The interactions are based on trust. A trust which is overwhelmingly repaid by the thousands of dedicated staff who treat millions of patients every week in the NHS.

But bad practices can set in and poor care can go unchallenged. It is the common thread that runs through all four cases. And it begs two questions.

How can it happen?

In unveiling his findings, panel chairman Bishop James Jones talked about the "institutionalised" nature of what went wrong at Gosport.

A culture where the unacceptable became acceptable had developed. It seems shocking.

But it shouldn't. In any workplace, the culture and values are key. In an organisation the size of the NHS, they come from the top, but also from those you work with directly.

Image caption,

Gladys Richards who died at the hospital in 1998 was among the photographs on display

Peter Carter, the former general secretary of the Royal College of Nursing, has talked about the NHS being a series of "microclimates", where good care can exist next to bad.

He visited Stafford Hospital before the horror of what happened came to light. He was shown around wards, but not the ones that were at the centre of the subsequent inquiry. Afterwards he praised the care he saw.

It can make identifying problems very difficult. It requires those on the inside - staff or patients - to blow the whistle.

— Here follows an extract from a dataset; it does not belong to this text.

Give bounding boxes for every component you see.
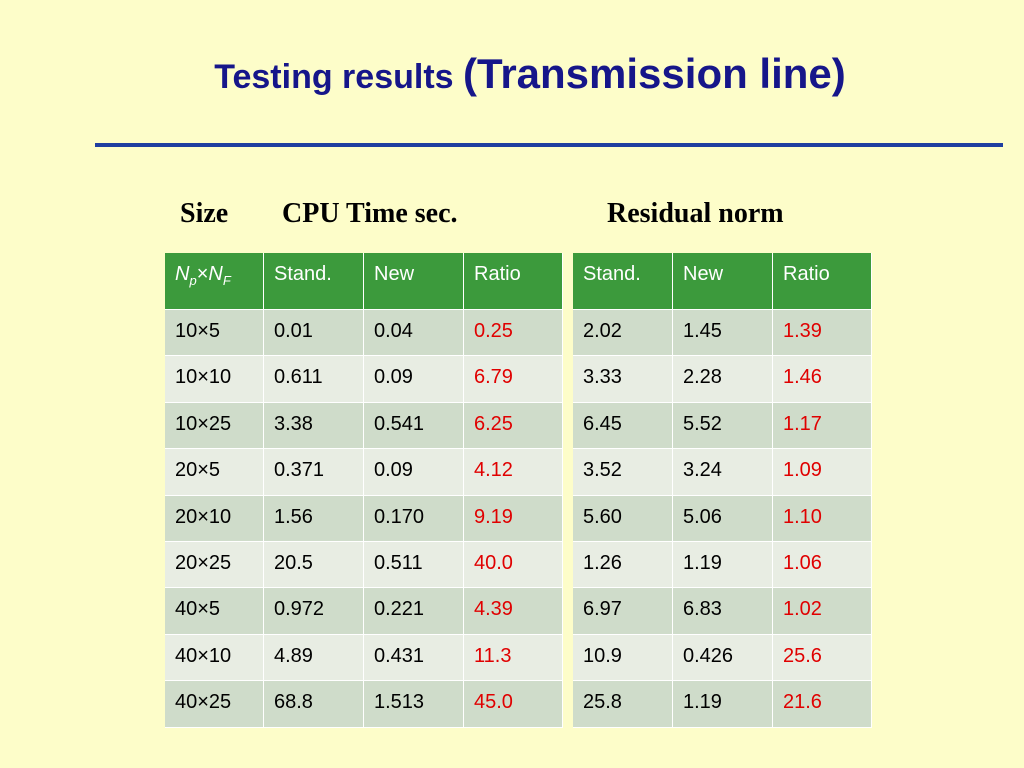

But time and time again that doesn't happen. Inquiries into Stafford Hospital, Morecambe Bay and Shipman detail the trusts placed in the system and staff. When people do have concerns there is a temptation to want to avoid making a "nuisance" of yourself or a fear of reprisals, according to Sir Robert Francis, who led the Stafford inquiry.

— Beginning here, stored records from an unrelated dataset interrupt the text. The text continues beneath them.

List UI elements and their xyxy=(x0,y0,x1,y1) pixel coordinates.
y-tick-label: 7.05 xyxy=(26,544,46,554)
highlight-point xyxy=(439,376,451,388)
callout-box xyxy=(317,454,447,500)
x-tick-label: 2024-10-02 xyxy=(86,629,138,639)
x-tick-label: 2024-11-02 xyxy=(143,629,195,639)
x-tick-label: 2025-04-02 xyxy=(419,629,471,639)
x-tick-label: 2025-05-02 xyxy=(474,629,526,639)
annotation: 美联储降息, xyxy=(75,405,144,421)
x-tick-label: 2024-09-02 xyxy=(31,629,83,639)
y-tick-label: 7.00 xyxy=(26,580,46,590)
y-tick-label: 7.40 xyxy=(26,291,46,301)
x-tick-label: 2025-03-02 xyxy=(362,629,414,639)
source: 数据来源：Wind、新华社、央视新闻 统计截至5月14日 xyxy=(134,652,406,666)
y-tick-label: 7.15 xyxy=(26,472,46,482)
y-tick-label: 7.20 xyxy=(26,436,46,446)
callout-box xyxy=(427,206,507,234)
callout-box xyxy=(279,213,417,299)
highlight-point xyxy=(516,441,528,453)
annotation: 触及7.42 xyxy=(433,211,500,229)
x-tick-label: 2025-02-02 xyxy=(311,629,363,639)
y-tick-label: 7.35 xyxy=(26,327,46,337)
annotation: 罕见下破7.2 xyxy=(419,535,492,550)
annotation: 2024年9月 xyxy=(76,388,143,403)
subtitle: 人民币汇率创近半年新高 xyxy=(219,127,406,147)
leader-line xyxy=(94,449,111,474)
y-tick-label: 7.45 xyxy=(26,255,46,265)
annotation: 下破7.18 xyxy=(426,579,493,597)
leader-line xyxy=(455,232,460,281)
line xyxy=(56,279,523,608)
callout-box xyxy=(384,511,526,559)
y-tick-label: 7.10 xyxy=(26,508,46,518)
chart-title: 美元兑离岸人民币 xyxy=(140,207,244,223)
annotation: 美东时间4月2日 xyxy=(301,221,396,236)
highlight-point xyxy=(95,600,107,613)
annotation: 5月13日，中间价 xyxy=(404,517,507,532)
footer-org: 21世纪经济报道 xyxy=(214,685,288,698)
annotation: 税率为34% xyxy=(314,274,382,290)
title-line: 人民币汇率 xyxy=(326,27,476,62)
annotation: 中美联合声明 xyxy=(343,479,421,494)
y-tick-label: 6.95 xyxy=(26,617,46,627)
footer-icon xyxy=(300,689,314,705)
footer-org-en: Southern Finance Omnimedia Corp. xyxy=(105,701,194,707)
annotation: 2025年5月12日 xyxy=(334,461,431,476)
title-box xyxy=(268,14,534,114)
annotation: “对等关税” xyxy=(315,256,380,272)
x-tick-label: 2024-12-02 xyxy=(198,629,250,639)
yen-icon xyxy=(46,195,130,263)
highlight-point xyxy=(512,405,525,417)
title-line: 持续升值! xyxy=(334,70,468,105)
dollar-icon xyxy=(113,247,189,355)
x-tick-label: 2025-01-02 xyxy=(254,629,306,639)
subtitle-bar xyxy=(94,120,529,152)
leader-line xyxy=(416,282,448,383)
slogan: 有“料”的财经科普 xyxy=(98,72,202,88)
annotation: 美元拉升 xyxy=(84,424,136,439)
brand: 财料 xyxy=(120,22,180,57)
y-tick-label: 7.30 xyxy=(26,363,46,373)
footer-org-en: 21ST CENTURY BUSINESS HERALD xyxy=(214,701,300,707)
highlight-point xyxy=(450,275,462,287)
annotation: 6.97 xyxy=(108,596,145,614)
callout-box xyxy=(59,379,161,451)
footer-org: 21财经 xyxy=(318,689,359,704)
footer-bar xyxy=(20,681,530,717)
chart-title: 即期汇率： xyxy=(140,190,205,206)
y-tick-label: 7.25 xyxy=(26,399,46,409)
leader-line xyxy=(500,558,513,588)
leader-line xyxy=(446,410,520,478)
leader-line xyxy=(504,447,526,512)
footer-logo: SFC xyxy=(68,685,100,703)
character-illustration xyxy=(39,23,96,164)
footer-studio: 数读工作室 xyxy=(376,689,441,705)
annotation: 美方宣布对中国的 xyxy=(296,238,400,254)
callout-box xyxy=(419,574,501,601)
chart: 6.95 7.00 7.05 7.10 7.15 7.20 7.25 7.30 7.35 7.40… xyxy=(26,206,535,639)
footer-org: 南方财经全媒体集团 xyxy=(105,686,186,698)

Even when concerns are raised, they are not always acted on. This has happened in all these cases.

Lib Dem MP Norman Lamb, who has been active in supporting the families in the Gosport case, has described how the hospital "closed ranks". Similar conclusions were drawn by the inquiries into Bristol, Morecambe Bay and Stafford Hospital.

Hence, it has taken relatives 20 years of fighting to get the full scale of what went on at Gosport into the light.

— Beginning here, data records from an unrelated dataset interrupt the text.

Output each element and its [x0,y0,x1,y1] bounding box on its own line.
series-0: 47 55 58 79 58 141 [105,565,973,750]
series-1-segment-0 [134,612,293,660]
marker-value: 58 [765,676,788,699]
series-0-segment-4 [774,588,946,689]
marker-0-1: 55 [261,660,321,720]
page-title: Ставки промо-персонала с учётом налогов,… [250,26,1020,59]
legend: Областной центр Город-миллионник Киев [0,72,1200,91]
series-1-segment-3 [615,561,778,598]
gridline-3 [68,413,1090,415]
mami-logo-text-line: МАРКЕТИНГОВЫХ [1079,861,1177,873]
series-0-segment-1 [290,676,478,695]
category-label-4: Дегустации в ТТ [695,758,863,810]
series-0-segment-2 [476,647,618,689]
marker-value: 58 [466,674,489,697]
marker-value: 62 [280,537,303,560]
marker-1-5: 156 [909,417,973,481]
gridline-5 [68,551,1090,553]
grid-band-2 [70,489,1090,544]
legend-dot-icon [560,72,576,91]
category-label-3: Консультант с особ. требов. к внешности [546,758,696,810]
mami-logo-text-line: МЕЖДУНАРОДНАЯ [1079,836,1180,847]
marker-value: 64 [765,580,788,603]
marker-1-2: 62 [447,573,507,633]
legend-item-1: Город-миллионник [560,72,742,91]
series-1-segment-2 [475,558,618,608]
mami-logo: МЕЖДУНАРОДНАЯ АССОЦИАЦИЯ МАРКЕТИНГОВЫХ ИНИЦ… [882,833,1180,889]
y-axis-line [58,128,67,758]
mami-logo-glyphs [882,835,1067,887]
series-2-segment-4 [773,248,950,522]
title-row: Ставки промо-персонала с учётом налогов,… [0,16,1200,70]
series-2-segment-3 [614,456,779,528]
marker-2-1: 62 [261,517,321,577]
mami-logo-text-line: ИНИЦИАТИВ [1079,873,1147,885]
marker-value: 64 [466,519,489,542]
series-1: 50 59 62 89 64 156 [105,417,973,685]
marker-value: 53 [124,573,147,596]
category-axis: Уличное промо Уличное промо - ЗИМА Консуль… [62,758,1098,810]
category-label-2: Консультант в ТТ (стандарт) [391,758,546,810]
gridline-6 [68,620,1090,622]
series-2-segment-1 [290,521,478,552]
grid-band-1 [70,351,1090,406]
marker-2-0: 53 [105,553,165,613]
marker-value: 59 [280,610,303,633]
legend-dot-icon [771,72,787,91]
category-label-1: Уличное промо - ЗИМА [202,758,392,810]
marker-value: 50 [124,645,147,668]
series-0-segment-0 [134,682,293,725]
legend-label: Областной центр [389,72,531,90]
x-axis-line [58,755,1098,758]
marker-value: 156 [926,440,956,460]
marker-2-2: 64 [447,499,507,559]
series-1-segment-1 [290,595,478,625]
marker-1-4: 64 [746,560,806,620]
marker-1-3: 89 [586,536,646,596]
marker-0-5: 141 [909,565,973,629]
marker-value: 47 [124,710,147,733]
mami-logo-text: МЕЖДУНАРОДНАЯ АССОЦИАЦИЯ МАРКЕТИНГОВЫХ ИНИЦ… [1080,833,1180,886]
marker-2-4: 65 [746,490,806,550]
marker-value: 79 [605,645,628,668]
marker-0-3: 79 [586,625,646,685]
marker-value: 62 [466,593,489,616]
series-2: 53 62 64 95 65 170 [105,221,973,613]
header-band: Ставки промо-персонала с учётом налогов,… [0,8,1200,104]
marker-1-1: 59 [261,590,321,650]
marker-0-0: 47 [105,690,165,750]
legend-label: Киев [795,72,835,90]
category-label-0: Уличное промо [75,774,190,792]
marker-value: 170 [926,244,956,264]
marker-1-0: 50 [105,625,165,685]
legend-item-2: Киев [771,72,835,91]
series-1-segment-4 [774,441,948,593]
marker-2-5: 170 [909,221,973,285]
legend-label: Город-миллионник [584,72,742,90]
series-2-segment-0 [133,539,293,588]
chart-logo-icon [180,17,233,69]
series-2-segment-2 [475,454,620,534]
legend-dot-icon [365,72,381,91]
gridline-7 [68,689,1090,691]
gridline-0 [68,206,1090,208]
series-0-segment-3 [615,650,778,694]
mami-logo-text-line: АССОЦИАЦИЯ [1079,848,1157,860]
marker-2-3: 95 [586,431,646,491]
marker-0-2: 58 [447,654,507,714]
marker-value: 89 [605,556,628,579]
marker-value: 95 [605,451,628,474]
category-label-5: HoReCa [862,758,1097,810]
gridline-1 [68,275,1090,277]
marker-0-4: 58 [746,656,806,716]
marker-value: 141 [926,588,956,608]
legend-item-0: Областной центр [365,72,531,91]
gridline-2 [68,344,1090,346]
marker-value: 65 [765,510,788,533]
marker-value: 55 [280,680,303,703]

Could something similar be happening today?

The NHS has changed dramatically in the past 10 to 20 years. The Shipman case led to changes into how deaths are recorded, controlled medicines are monitored and GPs are assessed.

The Bristol Royal Infirmary and Stafford Hospital cases led to an overhaul in how hospitals are inspected and death rates used to hold them to account.

Whistle-blowers now enjoy greater protection when they come forward.

Patients are encouraged to play an active role in making decisions about their care, with doctors and nurses consulting with them in a way that would have been unimaginable previously.

It means healthcare is undoubtedly safer than it was when each of these scandals were unfolding.

But consider this: the failings at Morecambe Bay were still going on as recently as 2013.

Image source, Reuters
Image caption,

Health Secretary Jeremy Hunt says "searching" questions must be asked about the whole system

Indeed, Health Secretary Jeremy Hunt, in his statement to Parliament on Gosport, said it was only right that "searching questions" are asked about whether everything is being done to prevent another scandal.

You need only look at the most recent NHS staff survey in England to see the system is far from perfect. Nearly a third did not feel secure in raising concerns about unsafe care. An even greater number were not confident their complaints would be acted on.

The scandals that haunt the NHS

Dr Harold Shipman - Responsible for killing at least 215 patients over a 25-year period from the mid 1970s. Many were elderly women who died after he injected them with lethal doses of diamorphine.

Stafford Hospital - Criticised for causing suffering to hundreds of patients during the late 2000s. Trust in charge of hospital later placed into administration.

Bristol heart deaths - Thirty-five babies died and dozens more left brain-damaged by poor practices identified at child heart surgery unit between 1991 and 1995

Morecambe Bay - An inquiry said a "lethal mix" of failures in maternity care led to the deaths of 11 babies and a mother over nine years.

Gosport War Memorial Hospital - Independent panel found there was a "disregard for human life" at hospital where inappropriate use of strong painkillers linked to the deaths of over 450 people.